I've run it on a variety of grid configurations, on both a GT640 (very low end cc3.5 device) and K40c (high end) and the timing results between host and device agree to within 2% (for reasonably long kernel execution times. If you pass 1 as the command line parameter, with very small grid sizes, the kernel execution time will be very short (nanoseconds) whereas the host will see about 10-20us. This is kernel launch overhead being measured. So the 2% number is for kernels that take much longer than 20us to execute).
It accepts 3 (optional) command line parameters, the first of which varies the amount of time the kernel will execute.
My timestamping is done on a per-SM basis, because the clock64() resource is indicated to be a per-SM resource. The sm clocks are not guaranteed to be synchronized between SMs.
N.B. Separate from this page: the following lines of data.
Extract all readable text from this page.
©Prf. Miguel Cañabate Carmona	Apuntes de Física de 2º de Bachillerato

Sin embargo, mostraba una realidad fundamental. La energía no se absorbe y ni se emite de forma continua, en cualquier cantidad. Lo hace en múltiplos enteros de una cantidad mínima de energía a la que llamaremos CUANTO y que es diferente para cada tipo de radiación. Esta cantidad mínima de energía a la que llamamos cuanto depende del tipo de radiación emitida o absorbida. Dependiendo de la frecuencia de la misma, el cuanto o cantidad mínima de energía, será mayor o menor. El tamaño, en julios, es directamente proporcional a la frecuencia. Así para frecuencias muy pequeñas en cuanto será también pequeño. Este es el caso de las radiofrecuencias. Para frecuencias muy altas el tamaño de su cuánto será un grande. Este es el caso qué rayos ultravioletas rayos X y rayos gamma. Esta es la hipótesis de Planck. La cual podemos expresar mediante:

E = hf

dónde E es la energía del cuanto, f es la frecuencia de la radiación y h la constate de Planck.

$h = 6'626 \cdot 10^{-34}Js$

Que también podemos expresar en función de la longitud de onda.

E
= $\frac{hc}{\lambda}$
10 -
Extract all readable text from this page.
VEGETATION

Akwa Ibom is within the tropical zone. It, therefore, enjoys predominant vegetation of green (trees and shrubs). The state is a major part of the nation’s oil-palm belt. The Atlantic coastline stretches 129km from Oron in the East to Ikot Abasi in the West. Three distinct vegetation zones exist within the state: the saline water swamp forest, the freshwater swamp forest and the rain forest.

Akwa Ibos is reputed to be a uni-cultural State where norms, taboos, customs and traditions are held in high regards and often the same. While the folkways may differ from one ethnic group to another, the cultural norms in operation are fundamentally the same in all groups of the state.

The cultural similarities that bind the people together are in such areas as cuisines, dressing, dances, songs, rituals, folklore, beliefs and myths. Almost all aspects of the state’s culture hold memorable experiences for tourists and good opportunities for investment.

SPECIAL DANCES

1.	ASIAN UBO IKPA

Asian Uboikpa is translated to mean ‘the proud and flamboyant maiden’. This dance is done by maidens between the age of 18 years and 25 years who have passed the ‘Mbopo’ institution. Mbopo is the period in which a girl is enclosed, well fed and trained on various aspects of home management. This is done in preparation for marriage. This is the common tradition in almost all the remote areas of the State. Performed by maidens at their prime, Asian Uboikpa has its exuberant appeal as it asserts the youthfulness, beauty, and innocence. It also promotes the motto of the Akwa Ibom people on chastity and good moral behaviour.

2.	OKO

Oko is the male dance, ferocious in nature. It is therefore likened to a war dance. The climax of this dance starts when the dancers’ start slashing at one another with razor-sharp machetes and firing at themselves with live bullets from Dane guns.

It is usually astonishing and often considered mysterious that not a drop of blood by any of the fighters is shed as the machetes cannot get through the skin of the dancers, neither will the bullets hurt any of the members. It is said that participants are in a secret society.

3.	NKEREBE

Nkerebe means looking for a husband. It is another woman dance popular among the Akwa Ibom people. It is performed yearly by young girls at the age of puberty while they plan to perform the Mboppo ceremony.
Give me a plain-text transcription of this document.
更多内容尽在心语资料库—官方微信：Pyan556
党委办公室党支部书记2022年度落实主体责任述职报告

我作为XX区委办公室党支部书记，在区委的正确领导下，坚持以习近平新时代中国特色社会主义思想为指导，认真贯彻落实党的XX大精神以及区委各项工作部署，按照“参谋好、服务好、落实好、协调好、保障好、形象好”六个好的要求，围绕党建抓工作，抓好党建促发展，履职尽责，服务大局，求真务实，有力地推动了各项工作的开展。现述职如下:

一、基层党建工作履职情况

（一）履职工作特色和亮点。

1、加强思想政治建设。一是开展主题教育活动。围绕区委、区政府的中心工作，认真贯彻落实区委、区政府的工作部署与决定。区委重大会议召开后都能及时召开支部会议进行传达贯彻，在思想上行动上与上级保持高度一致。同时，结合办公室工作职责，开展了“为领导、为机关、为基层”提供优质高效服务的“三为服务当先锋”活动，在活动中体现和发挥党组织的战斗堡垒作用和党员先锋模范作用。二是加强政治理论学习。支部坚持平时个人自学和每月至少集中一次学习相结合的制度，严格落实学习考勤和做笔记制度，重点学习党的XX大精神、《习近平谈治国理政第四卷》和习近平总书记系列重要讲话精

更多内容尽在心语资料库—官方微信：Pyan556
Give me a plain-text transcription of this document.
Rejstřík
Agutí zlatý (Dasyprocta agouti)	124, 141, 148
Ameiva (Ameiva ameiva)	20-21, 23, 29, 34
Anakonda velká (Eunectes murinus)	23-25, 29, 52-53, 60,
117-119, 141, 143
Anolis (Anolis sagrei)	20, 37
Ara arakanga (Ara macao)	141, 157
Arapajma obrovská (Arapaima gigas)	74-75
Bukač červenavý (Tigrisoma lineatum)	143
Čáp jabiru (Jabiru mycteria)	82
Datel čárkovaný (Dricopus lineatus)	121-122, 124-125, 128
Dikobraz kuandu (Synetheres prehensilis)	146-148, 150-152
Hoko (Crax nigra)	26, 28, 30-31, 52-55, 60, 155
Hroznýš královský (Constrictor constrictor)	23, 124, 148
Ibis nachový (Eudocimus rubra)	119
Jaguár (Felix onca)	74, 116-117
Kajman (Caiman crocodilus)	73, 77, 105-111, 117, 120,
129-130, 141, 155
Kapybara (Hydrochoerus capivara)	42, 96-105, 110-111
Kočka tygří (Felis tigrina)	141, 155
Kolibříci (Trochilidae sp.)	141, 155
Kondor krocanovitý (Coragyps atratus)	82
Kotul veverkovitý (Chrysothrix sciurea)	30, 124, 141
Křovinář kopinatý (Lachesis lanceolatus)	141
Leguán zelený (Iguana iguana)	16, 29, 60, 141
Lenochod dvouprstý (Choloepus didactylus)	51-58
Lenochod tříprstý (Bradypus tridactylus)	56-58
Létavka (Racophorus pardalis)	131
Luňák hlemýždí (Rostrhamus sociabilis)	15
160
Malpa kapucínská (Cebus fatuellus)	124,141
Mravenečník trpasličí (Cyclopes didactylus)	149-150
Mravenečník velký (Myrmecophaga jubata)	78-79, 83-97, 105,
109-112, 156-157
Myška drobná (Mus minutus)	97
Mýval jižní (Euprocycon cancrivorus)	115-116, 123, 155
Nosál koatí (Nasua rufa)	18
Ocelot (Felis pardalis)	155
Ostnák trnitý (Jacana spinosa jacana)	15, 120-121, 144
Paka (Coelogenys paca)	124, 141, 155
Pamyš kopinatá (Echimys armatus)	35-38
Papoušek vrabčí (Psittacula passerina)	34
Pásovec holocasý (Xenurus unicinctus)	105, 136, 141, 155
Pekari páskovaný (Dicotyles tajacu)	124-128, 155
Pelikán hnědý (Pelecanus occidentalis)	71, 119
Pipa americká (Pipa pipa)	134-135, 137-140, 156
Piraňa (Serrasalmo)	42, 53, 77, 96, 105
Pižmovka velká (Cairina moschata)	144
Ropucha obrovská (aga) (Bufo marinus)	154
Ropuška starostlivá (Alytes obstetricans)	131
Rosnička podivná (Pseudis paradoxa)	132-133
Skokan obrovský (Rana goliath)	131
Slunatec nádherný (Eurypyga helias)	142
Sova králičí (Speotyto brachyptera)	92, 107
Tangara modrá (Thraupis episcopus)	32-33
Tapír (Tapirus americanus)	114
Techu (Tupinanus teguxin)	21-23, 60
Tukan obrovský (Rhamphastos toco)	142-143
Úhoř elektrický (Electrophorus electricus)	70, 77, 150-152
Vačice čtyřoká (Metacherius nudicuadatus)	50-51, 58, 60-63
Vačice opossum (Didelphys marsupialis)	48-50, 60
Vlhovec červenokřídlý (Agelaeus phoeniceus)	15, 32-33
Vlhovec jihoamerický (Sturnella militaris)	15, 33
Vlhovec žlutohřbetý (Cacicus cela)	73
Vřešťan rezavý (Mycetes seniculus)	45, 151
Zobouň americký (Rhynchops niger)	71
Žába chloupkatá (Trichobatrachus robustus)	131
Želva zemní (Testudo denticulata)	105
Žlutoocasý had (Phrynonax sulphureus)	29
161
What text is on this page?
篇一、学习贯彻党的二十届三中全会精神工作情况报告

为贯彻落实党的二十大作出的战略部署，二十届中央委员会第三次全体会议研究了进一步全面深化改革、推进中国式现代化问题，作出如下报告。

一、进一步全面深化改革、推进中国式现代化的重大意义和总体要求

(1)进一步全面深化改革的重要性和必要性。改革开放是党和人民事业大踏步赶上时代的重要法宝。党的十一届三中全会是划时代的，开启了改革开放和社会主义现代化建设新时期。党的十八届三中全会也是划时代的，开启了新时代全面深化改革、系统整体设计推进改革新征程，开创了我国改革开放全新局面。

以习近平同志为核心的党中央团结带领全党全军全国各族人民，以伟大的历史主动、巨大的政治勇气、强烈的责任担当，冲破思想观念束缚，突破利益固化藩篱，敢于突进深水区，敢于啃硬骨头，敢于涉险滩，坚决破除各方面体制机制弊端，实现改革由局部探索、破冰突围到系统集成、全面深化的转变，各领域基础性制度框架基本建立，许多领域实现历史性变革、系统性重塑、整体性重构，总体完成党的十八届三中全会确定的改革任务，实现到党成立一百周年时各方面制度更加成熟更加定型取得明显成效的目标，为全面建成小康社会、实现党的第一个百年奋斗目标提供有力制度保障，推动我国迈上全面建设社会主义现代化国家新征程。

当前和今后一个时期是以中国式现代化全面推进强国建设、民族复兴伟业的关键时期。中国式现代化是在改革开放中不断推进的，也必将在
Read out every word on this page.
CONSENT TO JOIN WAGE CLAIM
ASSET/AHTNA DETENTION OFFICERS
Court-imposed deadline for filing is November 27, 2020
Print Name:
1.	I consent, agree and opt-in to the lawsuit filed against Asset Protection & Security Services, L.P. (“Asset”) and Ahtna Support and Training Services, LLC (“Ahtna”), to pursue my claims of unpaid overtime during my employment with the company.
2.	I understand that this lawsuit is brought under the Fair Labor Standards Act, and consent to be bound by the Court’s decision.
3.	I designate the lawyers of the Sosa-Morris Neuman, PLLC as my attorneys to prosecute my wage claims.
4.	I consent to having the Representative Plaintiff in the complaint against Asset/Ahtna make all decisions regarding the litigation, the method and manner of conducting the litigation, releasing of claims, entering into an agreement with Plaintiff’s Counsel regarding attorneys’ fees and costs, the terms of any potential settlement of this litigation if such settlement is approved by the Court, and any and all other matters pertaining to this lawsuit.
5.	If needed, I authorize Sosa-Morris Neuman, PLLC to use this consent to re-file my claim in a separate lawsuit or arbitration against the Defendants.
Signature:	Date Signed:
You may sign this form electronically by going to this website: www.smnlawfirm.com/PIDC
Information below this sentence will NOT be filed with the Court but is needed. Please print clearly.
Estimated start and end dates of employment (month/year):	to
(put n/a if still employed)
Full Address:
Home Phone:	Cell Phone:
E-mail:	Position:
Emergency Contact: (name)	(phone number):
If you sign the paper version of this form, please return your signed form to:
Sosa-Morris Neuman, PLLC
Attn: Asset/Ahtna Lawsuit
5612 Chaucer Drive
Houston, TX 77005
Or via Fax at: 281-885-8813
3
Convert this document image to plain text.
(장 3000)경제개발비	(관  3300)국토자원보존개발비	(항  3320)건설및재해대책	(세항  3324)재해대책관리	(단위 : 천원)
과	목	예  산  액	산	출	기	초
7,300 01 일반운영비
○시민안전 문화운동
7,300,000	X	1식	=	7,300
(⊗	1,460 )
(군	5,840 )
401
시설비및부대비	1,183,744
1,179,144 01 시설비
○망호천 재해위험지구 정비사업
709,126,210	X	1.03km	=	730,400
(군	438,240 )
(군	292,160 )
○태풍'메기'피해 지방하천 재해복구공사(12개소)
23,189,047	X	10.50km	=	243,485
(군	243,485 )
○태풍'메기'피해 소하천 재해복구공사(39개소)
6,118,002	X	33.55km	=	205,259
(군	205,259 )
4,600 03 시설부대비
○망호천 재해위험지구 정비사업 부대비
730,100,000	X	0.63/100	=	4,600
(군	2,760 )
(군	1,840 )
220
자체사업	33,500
You can modify the grid dimensions. The second optional command line parameter specifies the number of blocks to launch. The third optional command line parameter specifies the number of threads per block. The timing methodology I have shown here should not be dependent on number of blocks launched or number of threads per block. If you specify fewer blocks than SMs, the code should ignore "unused" SM data.